Our season ended when we lost in our league’s Regional Championship Semifinals by 30 points. This occurred due to a “placement issue” (by and according to the Software Lead) that caused the autonomous code to mess up in our deciding match. There may have been foul play involved by the other teams, but the referees didn’t call it. So whose fault is that? Doesn’t matter. What’s important is what happens before we lose.
Our robot was a competitive robot. This meant that we would be able to pick our alliance partners. Throughout the entire competition, members (of our and other teams) are in charge of watching other matches and writing them down (in the scouting sheet I made). Some teams fail to fulfill their data-collection promises (in a deal Rebecca made), so — for whatever reason — our data ends up unfilled. In an unexpected turn of events, we ended up as a top 8 ranked team, which prompts Rebecca to ask Kiyan and I for a list of some number of alliances… I am honest with her and tell her that we can only create a reliable list of some number of teams, while she wants more. Kiyan is saying that we messed up like an idiot. The result is her crying on the floor with her Dad consoling her before we pick teams.
A team picks US making this entire situation irrelevant… or so I thought.
In the article, “The Racism I Experienced in School”, I mention that I wrote about the 6th grade incident three times. The second time occurred shortly after the loan-incident when I got towed (in College). The first time was in response to a rumor, which showcased my side of the story. The following is a direct quote from that story.
“Eventually, I got good at learning software on my own, because I knew that deep down (and according to others) Alex still has something against me. I think this merited some respect from Alex... You’re not going to bash the guy doing your whole software portfolio, fixing numerous errors, and actively putting in effort in an attempt to step up the code to the level advanced teams have.
I can't say that I was flawless this year, but already, the off-season has shown my progress: I made controls where the user points the stick at an angle, and the robot moves in that position (like an RC car). I added a turn method 10x better than the one we had in-season when I received flak for working on the code at many points. I’m already learning how to use OpenCV in Java for next year and continuing to expand my knowledge of the FTC code and Computer Science.”
At least one thing is wrong with the above statement… First, reading the software chat logs (Feb 25 2018) showcases Alex listing my contributions entirely wrong. More important is how our organization has the Project Managers re-select teams: This involves a process where the Project Managers for the next year sit at a table and look over applications (everyone is required to re-apply to the organization). Kiyan told me that — during this process — Rebecca would shake her head and make noises every time she encountered my application. Will was also a project manager…

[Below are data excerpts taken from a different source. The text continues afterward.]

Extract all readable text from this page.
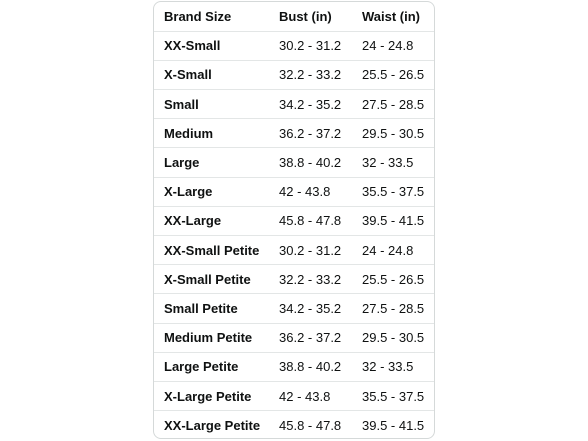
Brand Size	Bust (in)	Waist (in)
XX-Small	30.2 - 31.2	24 - 24.8
X-Small	32.2 - 33.2	25.5 - 26.5
Small	34.2 - 35.2	27.5 - 28.5
Medium	36.2 - 37.2	29.5 - 30.5
Large	38.8 - 40.2	32 - 33.5
X-Large	42 - 43.8	35.5 - 37.5
XX-Large	45.8 - 47.8	39.5 - 41.5
XX-Small Petite	30.2 - 31.2	24 - 24.8
X-Small Petite	32.2 - 33.2	25.5 - 26.5
Small Petite	34.2 - 35.2	27.5 - 28.5
Medium Petite	36.2 - 37.2	29.5 - 30.5
Large Petite	38.8 - 40.2	32 - 33.5
X-Large Petite	42 - 43.8	35.5 - 37.5
XX-Large Petite	45.8 - 47.8	39.5 - 41.5
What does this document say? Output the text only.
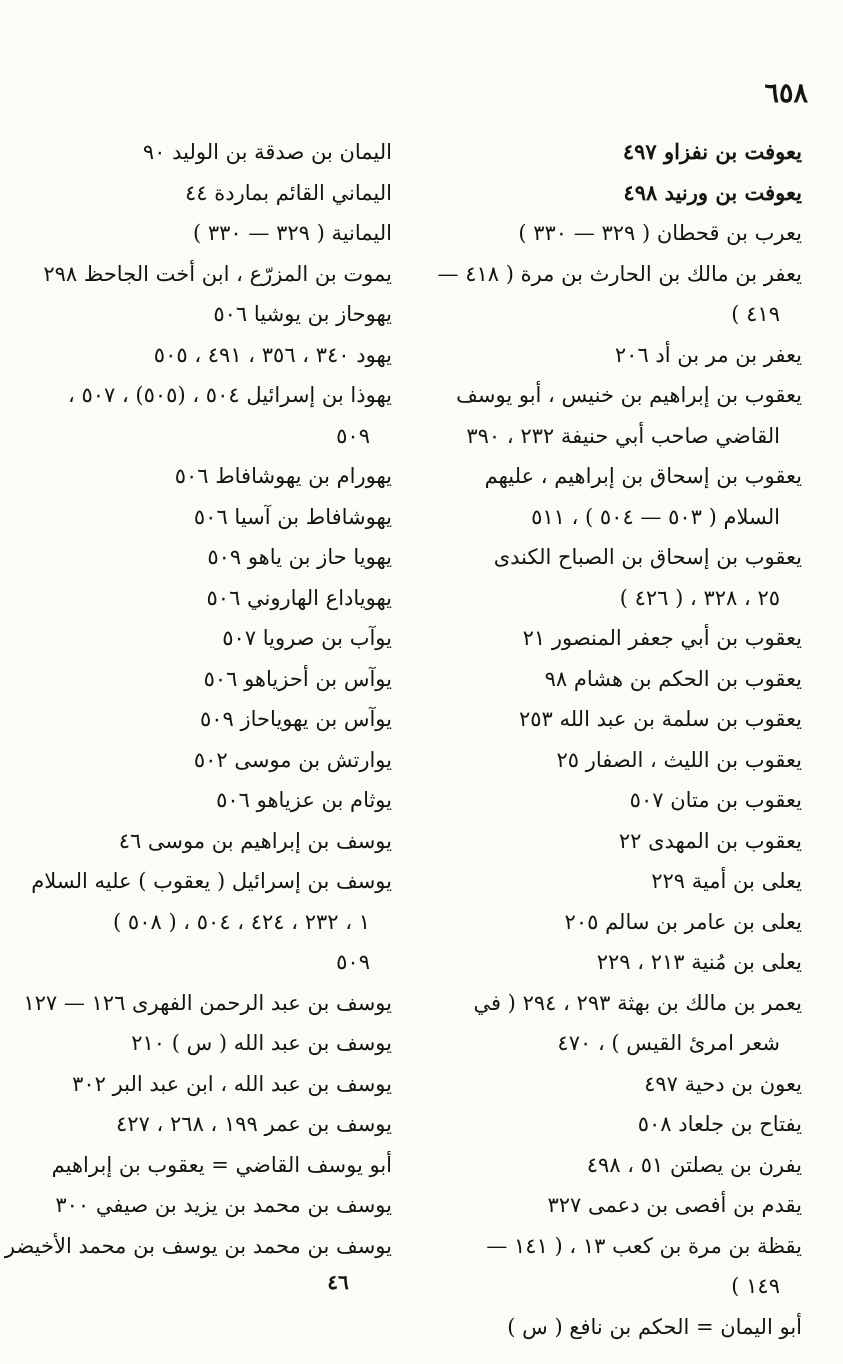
٦٥٨
يعوفت بن نفزاو ٤٩٧
يعوفت بن ورنيد ٤٩٨
يعرب بن قحطان ( ٣٢٩ — ٣٣٠ )
يعفر بن مالك بن الحارث بن مرة ( ٤١٨ —
٤١٩ )
يعفر بن مر بن أد ٢٠٦
يعقوب بن إبراهيم بن خنيس ، أبو يوسف
القاضي صاحب أبي حنيفة ٢٣٢ ، ٣٩٠
يعقوب بن إسحاق بن إبراهيم ، عليهم
السلام ( ٥٠٣ — ٥٠٤ ) ، ٥١١
يعقوب بن إسحاق بن الصباح الكندى
٢٥ ، ٣٢٨ ، ( ٤٢٦ )
يعقوب بن أبي جعفر المنصور ٢١
يعقوب بن الحكم بن هشام ٩٨
يعقوب بن سلمة بن عبد الله ٢٥٣
يعقوب بن الليث ، الصفار ٢٥
يعقوب بن متان ٥٠٧
يعقوب بن المهدى ٢٢
يعلى بن أمية ٢٢٩
يعلى بن عامر بن سالم ٢٠٥
يعلى بن مُنية ٢١٣ ، ٢٢٩
يعمر بن مالك بن بهثة ٢٩٣ ، ٢٩٤ ( في
شعر امرئ القيس ) ، ٤٧٠
يعون بن دحية ٤٩٧
يفتاح بن جلعاد ٥٠٨
يفرن بن يصلتن ٥١ ، ٤٩٨
يقدم بن أفصى بن دعمى ٣٢٧
يقظة بن مرة بن كعب ١٣ ، ( ١٤١ —
١٤٩ )
أبو اليمان = الحكم بن نافع ( س )
اليمان بن صدقة بن الوليد ٩٠
اليماني القائم بماردة ٤٤
اليمانية ( ٣٢٩ — ٣٣٠ )
يموت بن المزرّع ، ابن أخت الجاحظ ٢٩٨
يهوحاز بن يوشيا ٥٠٦
يهود ٣٤٠ ، ٣٥٦ ، ٤٩١ ، ٥٠٥
يهوذا بن إسرائيل ٥٠٤ ، (٥٠٥) ، ٥٠٧ ،
٥٠٩
يهورام بن يهوشافاط ٥٠٦
يهوشافاط بن آسيا ٥٠٦
يهويا حاز بن ياهو ٥٠٩
يهوياداع الهاروني ٥٠٦
يوآب بن صرويا ٥٠٧
يوآس بن أحزياهو ٥٠٦
يوآس بن يهوياحاز ٥٠٩
يوارتش بن موسى ٥٠٢
يوثام بن عزياهو ٥٠٦
يوسف بن إبراهيم بن موسى ٤٦
يوسف بن إسرائيل ( يعقوب ) عليه السلام
١ ، ٢٣٢ ، ٤٢٤ ، ٥٠٤ ، ( ٥٠٨ )
٥٠٩
يوسف بن عبد الرحمن الفهرى ١٢٦ — ١٢٧
يوسف بن عبد الله ( س ) ٢١٠
يوسف بن عبد الله ، ابن عبد البر ٣٠٢
يوسف بن عمر ١٩٩ ، ٢٦٨ ، ٤٢٧
أبو يوسف القاضي = يعقوب بن إبراهيم
يوسف بن محمد بن يزيد بن صيفي ٣٠٠
يوسف بن محمد بن يوسف بن محمد الأخيضر
٤٦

According to Kiyan, I ended up being the last person picked which made me “the worst member in robotics”. So despite everything I did that season, I was — allegedly — the worst of all veteran accepted members in the School’s Robotics Organization (ranked by pick order). I’m not sure whether it was the scouting incident, or someone influencing her outlook towards me. I would hear from people outside the organization stating that Chandler said I had no chance at becoming a Software Lead or Assistant Project-Manager in the next season.